Toward the end of the project, students come to school wearing the types of clothes an immigrant from their assigned country would have worn. Each “immigrant” carries a pillowcase containing one cherished item he or she would have brought from their old country.
Hearing about the experiences of someone who came to America as an immigrant helps make the project come alive for the students, Bender said. McBride spoke to this year’s eighth-graders four years ago, but the students told her McBride was so interesting that they wanted to listen to him again, Bender added.
“The reason I came here was because of the way things were in England. Of course, in the old countries, the father always wanted his son to follow in his footsteps. Well, I wasn’t about to become an engineer,” McBride recalled as he spoke to the students Dec. 2.
His father wasn’t thrilled with his decision, but McBride said he was determined to leave the country and create his own future.
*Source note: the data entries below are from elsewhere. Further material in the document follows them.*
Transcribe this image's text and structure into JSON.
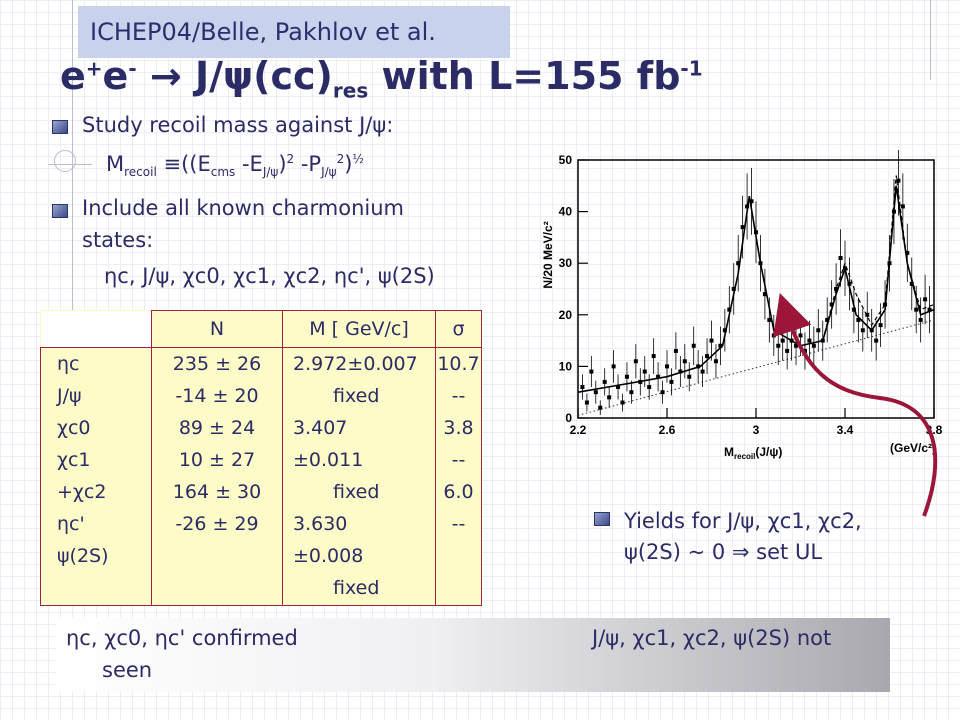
{
  "header": {
    "source_label": "ICHEP04/Belle, Pakhlov et al.",
    "title_main": "e",
    "title_plus": "+",
    "title_e2": "e",
    "title_minus": "-",
    "title_arrow": " → J/ψ(cc)",
    "title_res": "res",
    "title_tail": " with L=155 fb",
    "title_exp": "-1"
  },
  "bullets": {
    "b1": "Study recoil mass against J/ψ:",
    "formula_m": "M",
    "formula_recoil": "recoil",
    "formula_eq": " ≡((E",
    "formula_cms": "cms",
    "formula_minus_e": " -E",
    "formula_jpsi1": "J/ψ",
    "formula_close": ")",
    "formula_sq1": "2",
    "formula_minus_p": " -P",
    "formula_jpsi2": "J/ψ",
    "formula_sq2": "2",
    "formula_end": ")",
    "formula_half": "½",
    "b2_line1": "Include all known  charmonium",
    "b2_line2": "states:",
    "states": "ηc, J/ψ, χc0, χc1, χc2, ηc', ψ(2S)"
  },
  "table": {
    "headers": {
      "n": "N",
      "m": "M [ GeV/c]",
      "sigma": "σ"
    },
    "labels": [
      "ηc",
      "J/ψ",
      "χc0",
      "χc1",
      "+χc2",
      "ηc'",
      "ψ(2S)"
    ],
    "n_values": [
      "235 ± 26",
      "-14 ± 20",
      "89 ± 24",
      "10 ± 27",
      "164 ± 30",
      "-26 ± 29"
    ],
    "m_values": [
      "2.972±0.007",
      "fixed",
      "3.407",
      "±0.011",
      "fixed",
      "3.630",
      "±0.008",
      "fixed"
    ],
    "sigma_values": [
      "10.7",
      "--",
      "3.8",
      "--",
      "6.0",
      "--"
    ]
  },
  "plot_text": {
    "ylabel": "N/20 MeV/c²",
    "xlabel_m": "M",
    "xlabel_recoil": "recoil",
    "xlabel_arg": "(J/ψ)",
    "xunit": "(GeV/c²)"
  },
  "chart_data": {
    "type": "scatter",
    "xlabel": "Mrecoil(J/ψ) (GeV/c²)",
    "ylabel": "N/20 MeV/c²",
    "xlim": [
      2.2,
      3.8
    ],
    "ylim": [
      0,
      50
    ],
    "x_ticks": [
      "2.2",
      "2.6",
      "3",
      "3.4",
      "3.8"
    ],
    "y_ticks": [
      "0",
      "10",
      "20",
      "30",
      "40",
      "50"
    ],
    "points": [
      [
        2.22,
        6
      ],
      [
        2.24,
        3
      ],
      [
        2.26,
        9
      ],
      [
        2.28,
        5
      ],
      [
        2.3,
        2
      ],
      [
        2.32,
        7
      ],
      [
        2.34,
        4
      ],
      [
        2.36,
        10
      ],
      [
        2.38,
        6
      ],
      [
        2.4,
        3
      ],
      [
        2.42,
        8
      ],
      [
        2.44,
        5
      ],
      [
        2.46,
        11
      ],
      [
        2.48,
        7
      ],
      [
        2.5,
        9
      ],
      [
        2.52,
        6
      ],
      [
        2.54,
        12
      ],
      [
        2.56,
        8
      ],
      [
        2.58,
        5
      ],
      [
        2.6,
        10
      ],
      [
        2.62,
        7
      ],
      [
        2.64,
        13
      ],
      [
        2.66,
        9
      ],
      [
        2.68,
        11
      ],
      [
        2.7,
        8
      ],
      [
        2.72,
        14
      ],
      [
        2.74,
        10
      ],
      [
        2.76,
        9
      ],
      [
        2.78,
        12
      ],
      [
        2.8,
        15
      ],
      [
        2.82,
        11
      ],
      [
        2.84,
        14
      ],
      [
        2.86,
        17
      ],
      [
        2.88,
        21
      ],
      [
        2.9,
        25
      ],
      [
        2.92,
        30
      ],
      [
        2.94,
        37
      ],
      [
        2.96,
        41
      ],
      [
        2.98,
        42
      ],
      [
        3.0,
        36
      ],
      [
        3.02,
        30
      ],
      [
        3.04,
        24
      ],
      [
        3.06,
        19
      ],
      [
        3.08,
        16
      ],
      [
        3.1,
        14
      ],
      [
        3.12,
        15
      ],
      [
        3.14,
        13
      ],
      [
        3.16,
        15
      ],
      [
        3.18,
        14
      ],
      [
        3.2,
        16
      ],
      [
        3.22,
        13
      ],
      [
        3.24,
        15
      ],
      [
        3.26,
        14
      ],
      [
        3.28,
        17
      ],
      [
        3.3,
        15
      ],
      [
        3.32,
        19
      ],
      [
        3.34,
        22
      ],
      [
        3.36,
        25
      ],
      [
        3.38,
        31
      ],
      [
        3.4,
        29
      ],
      [
        3.42,
        26
      ],
      [
        3.44,
        21
      ],
      [
        3.46,
        19
      ],
      [
        3.48,
        17
      ],
      [
        3.5,
        20
      ],
      [
        3.52,
        17
      ],
      [
        3.54,
        15
      ],
      [
        3.56,
        18
      ],
      [
        3.58,
        22
      ],
      [
        3.6,
        30
      ],
      [
        3.62,
        40
      ],
      [
        3.64,
        46
      ],
      [
        3.66,
        41
      ],
      [
        3.68,
        32
      ],
      [
        3.7,
        26
      ],
      [
        3.72,
        21
      ],
      [
        3.74,
        19
      ],
      [
        3.76,
        23
      ],
      [
        3.78,
        21
      ]
    ],
    "fit_curve": [
      [
        2.2,
        5
      ],
      [
        2.4,
        6.5
      ],
      [
        2.6,
        8
      ],
      [
        2.75,
        10
      ],
      [
        2.85,
        14
      ],
      [
        2.92,
        28
      ],
      [
        2.97,
        43
      ],
      [
        3.02,
        30
      ],
      [
        3.08,
        17
      ],
      [
        3.2,
        14
      ],
      [
        3.3,
        15
      ],
      [
        3.36,
        24
      ],
      [
        3.4,
        29
      ],
      [
        3.45,
        20
      ],
      [
        3.52,
        17
      ],
      [
        3.58,
        21
      ],
      [
        3.63,
        45
      ],
      [
        3.68,
        30
      ],
      [
        3.74,
        20
      ],
      [
        3.8,
        21
      ]
    ],
    "dashed_curve": [
      [
        3.3,
        15
      ],
      [
        3.36,
        25
      ],
      [
        3.4,
        30
      ],
      [
        3.45,
        24
      ],
      [
        3.52,
        18
      ],
      [
        3.58,
        22
      ],
      [
        3.63,
        47
      ],
      [
        3.68,
        30
      ],
      [
        3.74,
        21
      ],
      [
        3.8,
        22
      ]
    ],
    "background_line": [
      [
        2.2,
        0.5
      ],
      [
        3.8,
        19
      ]
    ]
  },
  "yields": {
    "line1": "Yields for J/ψ,  χc1, χc2,",
    "line2": "ψ(2S) ~ 0 ⇒  set UL"
  },
  "conclusion": {
    "left": "ηc, χc0, ηc' confirmed",
    "right": "J/ψ, χc1, χc2, ψ(2S) not",
    "seen": "seen"
  },
  "colors": {
    "table_bg": "#fdfbc8",
    "table_border": "#a02040",
    "arrow": "#9b1638",
    "source_box": "#c8d2ec",
    "text": "#2b2b66"
  }
}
“When you’re that young, you don’t think of it as a big step. You would today, but not then,” he said.
Young people in England viewed international travel differently than did American children and teens, since they were only a short distance away from countries like France, Belgium and Holland, he said.
“We could go across the English Channel and we’d be in a different country. It was so much easier for us to do it than it would be for you to do it,” he said.
McBride described as “adventuresome” his voyage and the months immediately thereafter. His ship encountered two hurricanes during its passage to Nova Scotia, and once he arrived in Canada, McBride took a train across the country. He later worked on a ship that delivered coal to Canada from other parts of the world.
McBride said he has no regrets about leaving England and eventually coming to America, and urged the students to take advantage of all their country has to offer.
“Really enjoy the United States. It has so much to offer,” he said. “Just buckle down and do it. Make sure you graduate from school, college, and get on up with the rest of them.”
McBride also told the students about the hardships he faced as a child growing up in England during World War II. Although they were young, McBride, along with his sister and his friends, used to help defend their country in any way they could. At night they would walk the cliffs near their homes with dogs. If they saw enemy soldiers approaching from the shore, they would set the dogs on the soldiers, McBride said. They sometimes had to dive into the bushes if they saw soldiers coming, he added.
“It was hair-raising at times. All the time you were doing that, you had the German bombers going over,” McBride said. “It sounds glorious, but it’s war. It’s hard.”